Von Ziehvater Kanye West hat sich der 33-Jährige aus Houston, Texas, einiges abgeschaut. Das zum Mantra-Machen von Stücken durch Wiederholung gehört ebenso dazu wie der Win-Win-Werbevertrag mit einem Sportschuh-Hersteller. Weniger Nachahmenswertes wie rassistische und antisemitische Äußerungen oder öffentliche Wutausbrüche hat sich Scott nicht auf die Fahne geschrieben. Gut so.

Für 86 Minuten wird das Stadion zum Epizentrum der Energie. Sie geht aus von demjenigen, der in nimmermüdem Lauf und mit nimmermüden Sprüngen einen Berg- und Tal-Parcours absolviert, der sich bis weit in den Innenraum erstreckt. Angesichts der Felsenlandschaft mit ihren Höhlen, Stufen und Plateaus kann man sich des Eindrucks nicht erwehren, dass das Team fürs Bühnenbild den falschen Zettel erwischt hat. Mit einem römischen Amphitheater, an das der Tourtitel „Circus Maximus“ denken lässt, hat das meist nichts zu tun. Es ist vielmehr die Kulisse für einen Fantasyfilm.

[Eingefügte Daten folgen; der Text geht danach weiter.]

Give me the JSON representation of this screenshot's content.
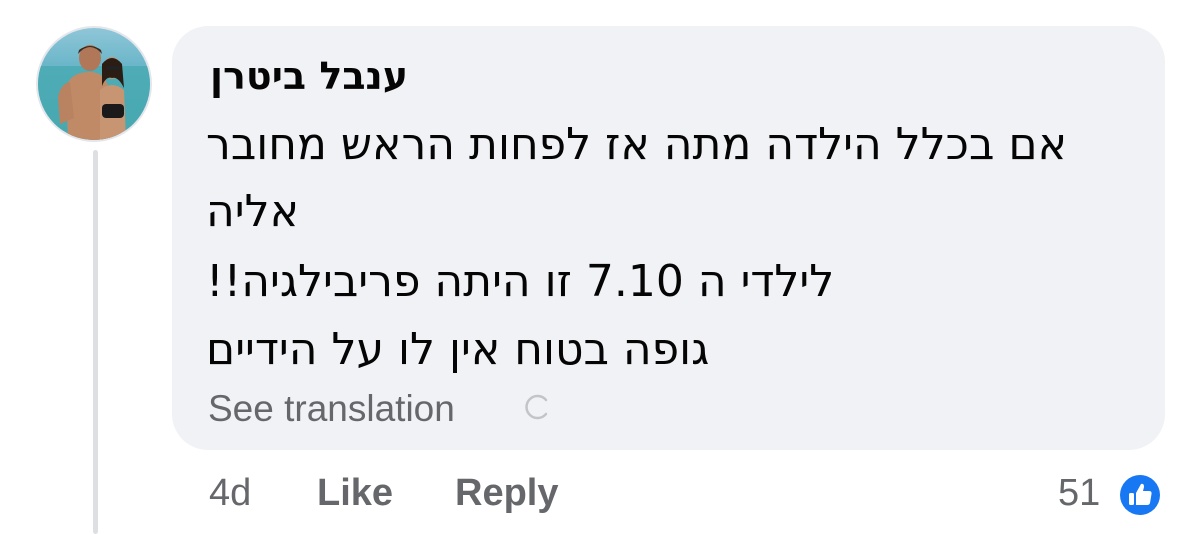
{
  "comment": {
    "author": "ענבל ביטרן",
    "body_lines": [
      "אם בכלל הילדה מתה אז לפחות הראש מחובר",
      "אליה",
      "לילדי ה 7.10 זו היתה פריבילגיה!!",
      "גופה בטוח אין לו על הידיים"
    ],
    "see_translation": "See translation",
    "timestamp": "4d",
    "like_label": "Like",
    "reply_label": "Reply",
    "reaction_count": "51",
    "reaction_icon": "thumbs-up-icon",
    "accent_color": "#1877f2"
  }
}
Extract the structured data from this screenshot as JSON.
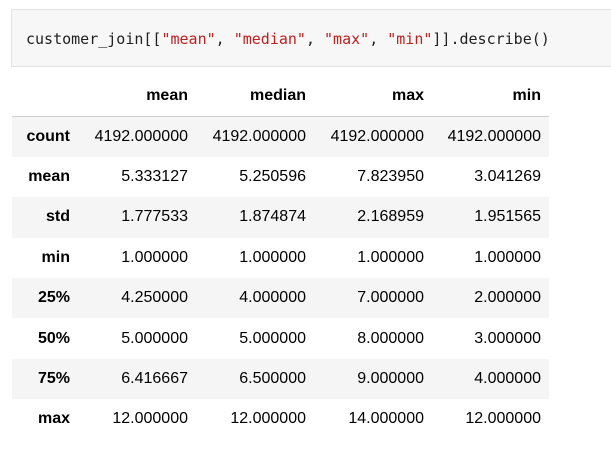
{
  "code_cell": {
    "tokens": [
      {
        "text": "customer_join[[",
        "kind": "name"
      },
      {
        "text": "\"mean\"",
        "kind": "str"
      },
      {
        "text": ", ",
        "kind": "op"
      },
      {
        "text": "\"median\"",
        "kind": "str"
      },
      {
        "text": ", ",
        "kind": "op"
      },
      {
        "text": "\"max\"",
        "kind": "str"
      },
      {
        "text": ", ",
        "kind": "op"
      },
      {
        "text": "\"min\"",
        "kind": "str"
      },
      {
        "text": "]].describe()",
        "kind": "name"
      }
    ]
  },
  "table": {
    "columns": [
      "mean",
      "median",
      "max",
      "min"
    ],
    "rows": [
      {
        "label": "count",
        "values": [
          "4192.000000",
          "4192.000000",
          "4192.000000",
          "4192.000000"
        ]
      },
      {
        "label": "mean",
        "values": [
          "5.333127",
          "5.250596",
          "7.823950",
          "3.041269"
        ]
      },
      {
        "label": "std",
        "values": [
          "1.777533",
          "1.874874",
          "2.168959",
          "1.951565"
        ]
      },
      {
        "label": "min",
        "values": [
          "1.000000",
          "1.000000",
          "1.000000",
          "1.000000"
        ]
      },
      {
        "label": "25%",
        "values": [
          "4.250000",
          "4.000000",
          "7.000000",
          "2.000000"
        ]
      },
      {
        "label": "50%",
        "values": [
          "5.000000",
          "5.000000",
          "8.000000",
          "3.000000"
        ]
      },
      {
        "label": "75%",
        "values": [
          "6.416667",
          "6.500000",
          "9.000000",
          "4.000000"
        ]
      },
      {
        "label": "max",
        "values": [
          "12.000000",
          "12.000000",
          "14.000000",
          "12.000000"
        ]
      }
    ]
  },
  "colors": {
    "string_literal": "#ba2121",
    "code_background": "#f7f7f7",
    "row_stripe": "#f5f5f5"
  }
}
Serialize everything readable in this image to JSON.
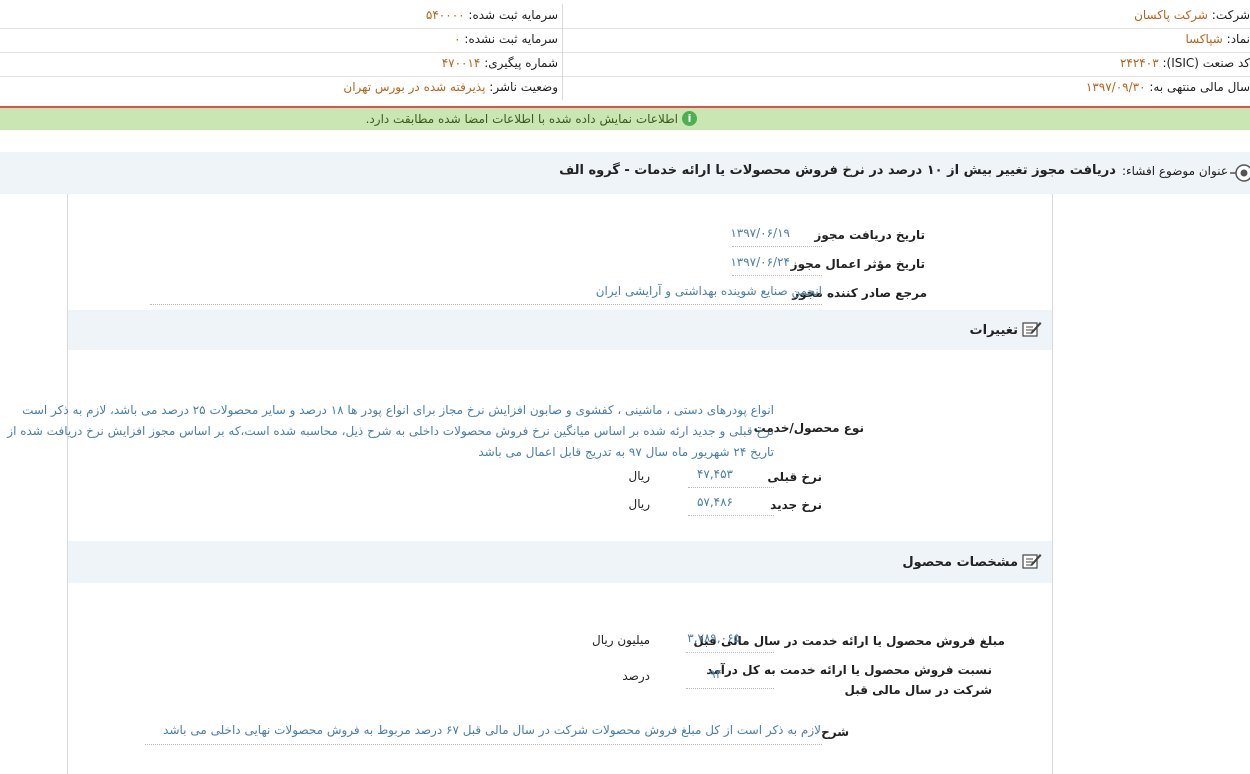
{
  "company_info": {
    "company_label": "شرکت:",
    "company_value": "شرکت پاکسان",
    "symbol_label": "نماد:",
    "symbol_value": "شپاکسا",
    "isic_label": "کد صنعت (ISIC):",
    "isic_value": "۲۴۲۴۰۳",
    "fiscal_label": "سال مالی منتهی به:",
    "fiscal_value": "۱۳۹۷/۰۹/۳۰",
    "registered_capital_label": "سرمایه ثبت شده:",
    "registered_capital_value": "۵۴۰۰۰۰",
    "unregistered_capital_label": "سرمایه ثبت نشده:",
    "unregistered_capital_value": "۰",
    "tracking_label": "شماره پیگیری:",
    "tracking_value": "۴۷۰۰۱۴",
    "publisher_status_label": "وضعیت ناشر:",
    "publisher_status_value": "پذیرفته شده در بورس تهران"
  },
  "info_banner": {
    "text": "اطلاعات نمایش داده شده با اطلاعات امضا شده مطابقت دارد.",
    "icon": "info-icon",
    "color": "#c9e6b3"
  },
  "disclosure": {
    "subject_label": "عنوان موضوع افشاء:",
    "subject_value": "دریافت مجوز تغییر بیش از ۱۰ درصد در نرخ فروش محصولات یا ارائه خدمات - گروه الف"
  },
  "permit": {
    "receive_date_label": "تاریخ دریافت مجوز",
    "receive_date_value": "۱۳۹۷/۰۶/۱۹",
    "effective_date_label": "تاریخ مؤثر اعمال مجوز",
    "effective_date_value": "۱۳۹۷/۰۶/۲۴",
    "issuer_label": "مرجع صادر کننده مجوز",
    "issuer_value": "انجمن صنایع شوینده بهداشتی و آرایشی ایران"
  },
  "changes": {
    "title": "تغییرات",
    "product_label": "نوع محصول/خدمت",
    "product_lines": [
      "انواع پودرهای دستی ، ماشینی ، کفشوی و صابون افزایش نرخ مجاز برای انواع پودر ها ۱۸ درصد و سایر محصولات ۲۵ درصد می باشد، لازم به ذکر است",
      "نرخ قبلی و جدید ارئه شده بر اساس میانگین نرخ فروش محصولات داخلی به شرح ذیل، محاسبه شده است،که بر اساس مجوز افزایش نرخ دریافت شده از",
      "تاریخ ۲۴ شهریور ماه سال ۹۷ به تدریج قابل اعمال می باشد"
    ],
    "old_rate_label": "نرخ قبلی",
    "old_rate_value": "۴۷,۴۵۳",
    "old_rate_unit": "ریال",
    "new_rate_label": "نرخ جدید",
    "new_rate_value": "۵۷,۴۸۶",
    "new_rate_unit": "ریال"
  },
  "product_specs": {
    "title": "مشخصات محصول",
    "sales_label": "مبلغ فروش محصول یا ارائه خدمت در سال مالی قبل",
    "sales_value": "۳,۷۸۹,۰۶۵",
    "sales_unit": "میلیون ریال",
    "ratio_label_line1": "نسبت فروش محصول یا ارائه خدمت به کل درآمد",
    "ratio_label_line2": "شرکت در سال مالی قبل",
    "ratio_value": "۹۴",
    "ratio_unit": "درصد",
    "desc_label": "شرح",
    "desc_value": "لازم به ذکر است از کل مبلغ فروش محصولات شرکت در سال مالی قبل ۶۷ درصد مربوط به فروش محصولات نهایی داخلی می باشد"
  },
  "colors": {
    "value_orange": "#b5651d",
    "value_blue": "#4a7fa6",
    "banner_green": "#c9e6b3",
    "section_bg": "#eef4f8",
    "divider_red": "#d9534f"
  }
}
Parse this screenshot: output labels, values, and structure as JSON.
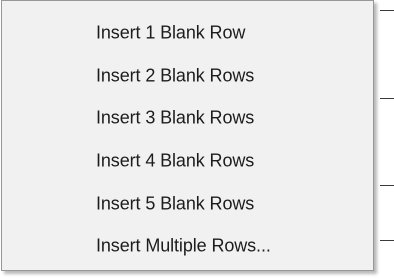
{
  "context_menu": {
    "items": [
      {
        "label": "Insert 1 Blank Row"
      },
      {
        "label": "Insert 2 Blank Rows"
      },
      {
        "label": "Insert 3 Blank Rows"
      },
      {
        "label": "Insert 4 Blank Rows"
      },
      {
        "label": "Insert 5 Blank Rows"
      },
      {
        "label": "Insert Multiple Rows..."
      }
    ]
  }
}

Ein menschlicher Dynamo im Bootcamp der Emotionen

Was an dem Tourtitel vielleicht doch nicht ganz falsch ist, zumindest aus Sicht derjenigen, die in den 1970ern das Rebellentum ausriefen und allem, was gesellschaftlich konform war, den Kampf ansagten: Rap ist der Punk der Gegenwart. Am Tanzstil hat sich nichts geändert, es wird gepogt, gemosht, geslammt. Schweiß fließt in Strömen, T-Shirts in die Luft, einzig die Bierduschen verheißen Abkühlung. Aber der, der auftritt, sagt an. Und Kommerz ist nicht länger der Feind. Kommerz ist Kultur geworden. Für Erz-Punks jedoch die reine Dystopie.

In riesigen Wellen brodelt und brandet die Energie zurück auf die Felsen. Travis Scott glüht. Ein menschlicher Dynamo im Bootcamp der Emotionen und im Brachialbrei der Bässe. Feuerfontänen werden wie aus Drachenmäulern gespien. Feuerpfeile zischen hoch in der Luft quer über den Innenraum, auch auf den Lautsprechertürmen, die zugleich Leinwände sind, und der Oberkante der Bühne zündelt, flackert und britzelt es.

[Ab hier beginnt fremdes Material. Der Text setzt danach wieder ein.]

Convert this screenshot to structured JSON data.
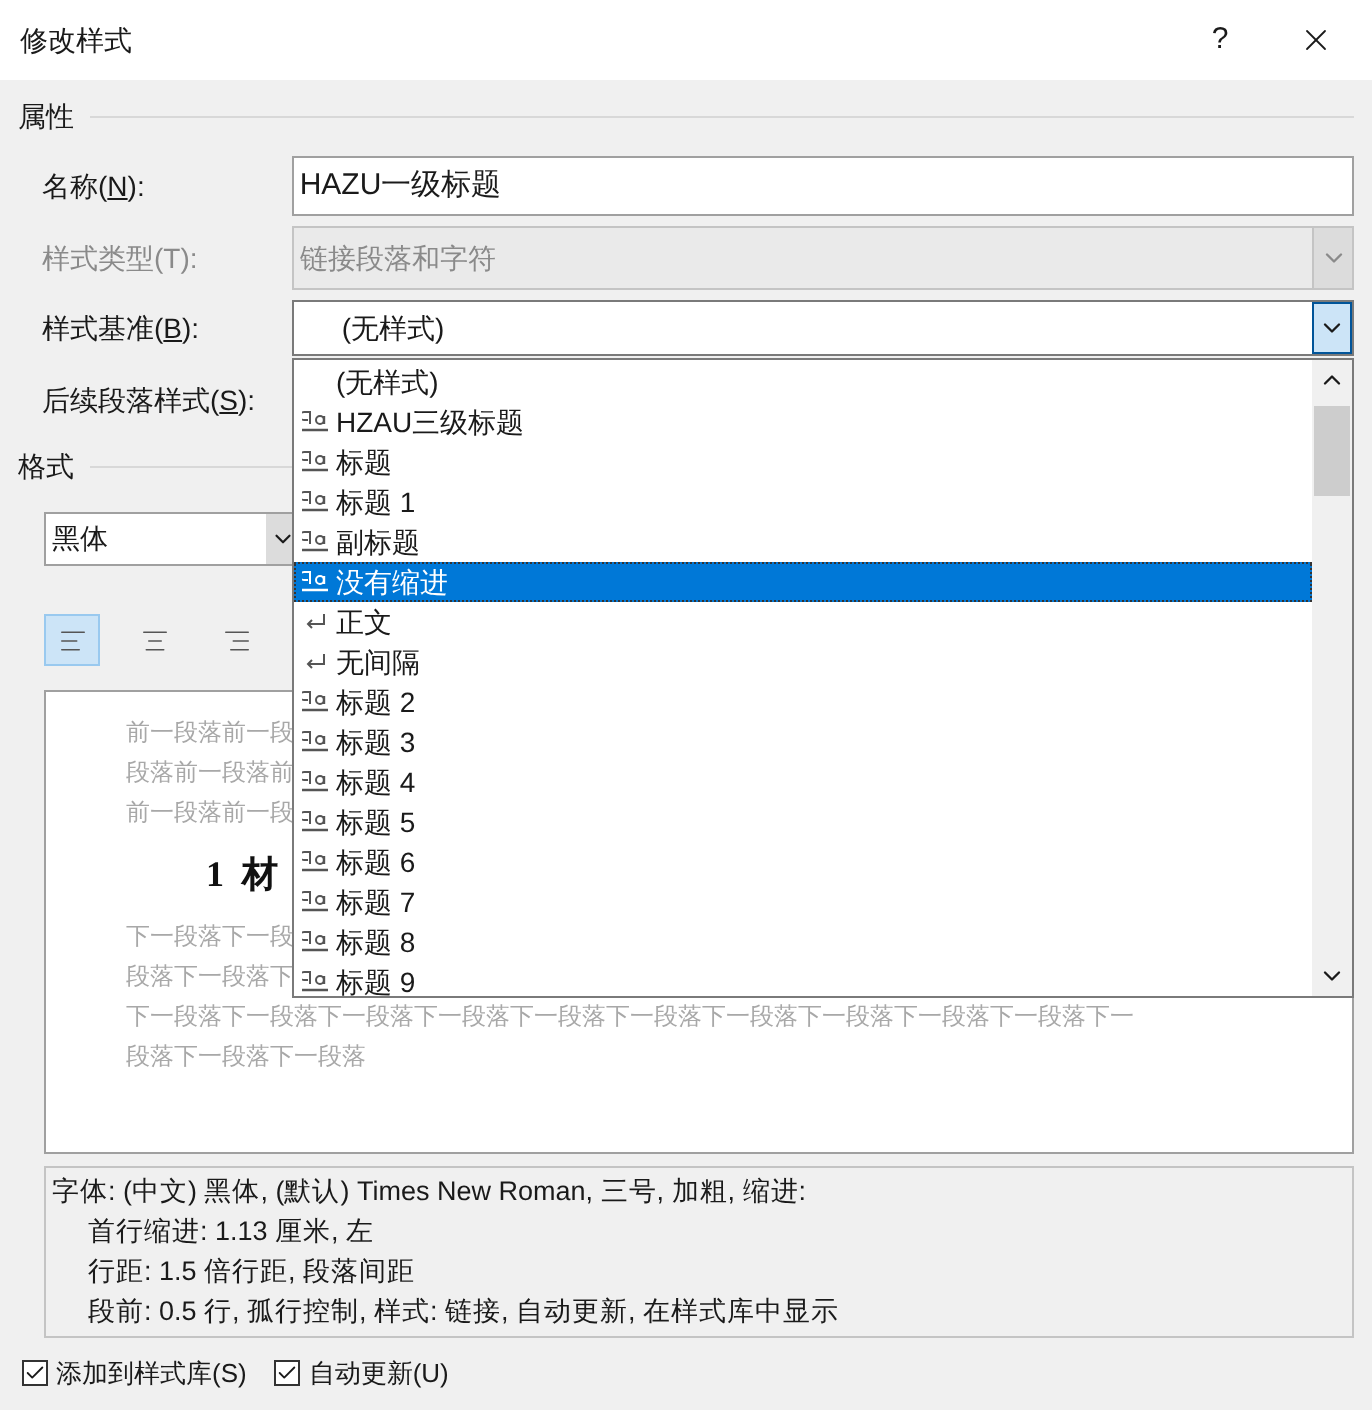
{
  "window": {
    "title": "修改样式",
    "help": "?"
  },
  "properties": {
    "heading": "属性",
    "name": {
      "label": "名称(",
      "mnemonic": "N",
      "label_end": "):",
      "value": "HAZU一级标题"
    },
    "style_type": {
      "label": "样式类型(T):",
      "value": "链接段落和字符",
      "disabled": true
    },
    "based_on": {
      "label": "样式基准(",
      "mnemonic": "B",
      "label_end": "):",
      "value": "(无样式)",
      "expanded": true
    },
    "next_style": {
      "label": "后续段落样式(",
      "mnemonic": "S",
      "label_end": "):"
    }
  },
  "dropdown_items": [
    {
      "label": "(无样式)",
      "kind": "none",
      "selected": false
    },
    {
      "label": "HZAU三级标题",
      "kind": "linked",
      "selected": false
    },
    {
      "label": "标题",
      "kind": "linked",
      "selected": false
    },
    {
      "label": "标题 1",
      "kind": "linked",
      "selected": false
    },
    {
      "label": "副标题",
      "kind": "linked",
      "selected": false
    },
    {
      "label": "没有缩进",
      "kind": "linked",
      "selected": true
    },
    {
      "label": "正文",
      "kind": "paragraph",
      "selected": false
    },
    {
      "label": "无间隔",
      "kind": "paragraph",
      "selected": false
    },
    {
      "label": "标题 2",
      "kind": "linked",
      "selected": false
    },
    {
      "label": "标题 3",
      "kind": "linked",
      "selected": false
    },
    {
      "label": "标题 4",
      "kind": "linked",
      "selected": false
    },
    {
      "label": "标题 5",
      "kind": "linked",
      "selected": false
    },
    {
      "label": "标题 6",
      "kind": "linked",
      "selected": false
    },
    {
      "label": "标题 7",
      "kind": "linked",
      "selected": false
    },
    {
      "label": "标题 8",
      "kind": "linked",
      "selected": false
    },
    {
      "label": "标题 9",
      "kind": "linked",
      "selected": false
    }
  ],
  "format": {
    "heading": "格式",
    "font": "黑体",
    "alignment": [
      {
        "kind": "left",
        "selected": true
      },
      {
        "kind": "center",
        "selected": false
      },
      {
        "kind": "right",
        "selected": false
      }
    ]
  },
  "preview": {
    "before": [
      "前一段落前一段",
      "段落前一段落前",
      "前一段落前一段"
    ],
    "heading": "1  材",
    "after_partial": [
      "下一段落下一段",
      "段落下一段落下"
    ],
    "after": [
      "下一段落下一段落下一段落下一段落下一段落下一段落下一段落下一段落下一段落下一段落下一",
      "段落下一段落下一段落"
    ]
  },
  "description": [
    "字体: (中文) 黑体, (默认) Times New Roman, 三号, 加粗, 缩进:",
    "首行缩进:  1.13 厘米, 左",
    "行距: 1.5 倍行距, 段落间距",
    "段前: 0.5 行, 孤行控制, 样式: 链接, 自动更新, 在样式库中显示"
  ],
  "options": [
    {
      "label": "添加到样式库(S)",
      "checked": true
    },
    {
      "label": "自动更新(U)",
      "checked": true
    }
  ]
}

Aus Dämonenaugen schießen grelle Laserstrahlen, es hagelt Stücke vom letzten Album „Utopia“, und zwei Gorillas im Nebel wissen nicht recht, wo hin mit sich. Ganz ähnlich ergeht es den Fans, die Scott auf die Bühne holt. Im besseren Fall dürfen sie eine Weile mit ihm performen, auch mal ins Mikro rappen. Im schlechteren werden sie fast ganz allein gelassen, am Ende per Handbewegung vom Felsen gewedelt. Ein Umarmungsversuch wird abgeblockt. Nach ihren Namen nicht gefragt.

Für seine Fans bleibt Scott trotzdem der Größte. Und der Abend eine absolute Offenbarung. Daran ändert auch nichts, dass es keine Zugaben gibt. Immerhin klatscht Scott beim Rückzug von der felsigen Kommandobrücke noch ein paar Hände ab. Intimer geht's nicht.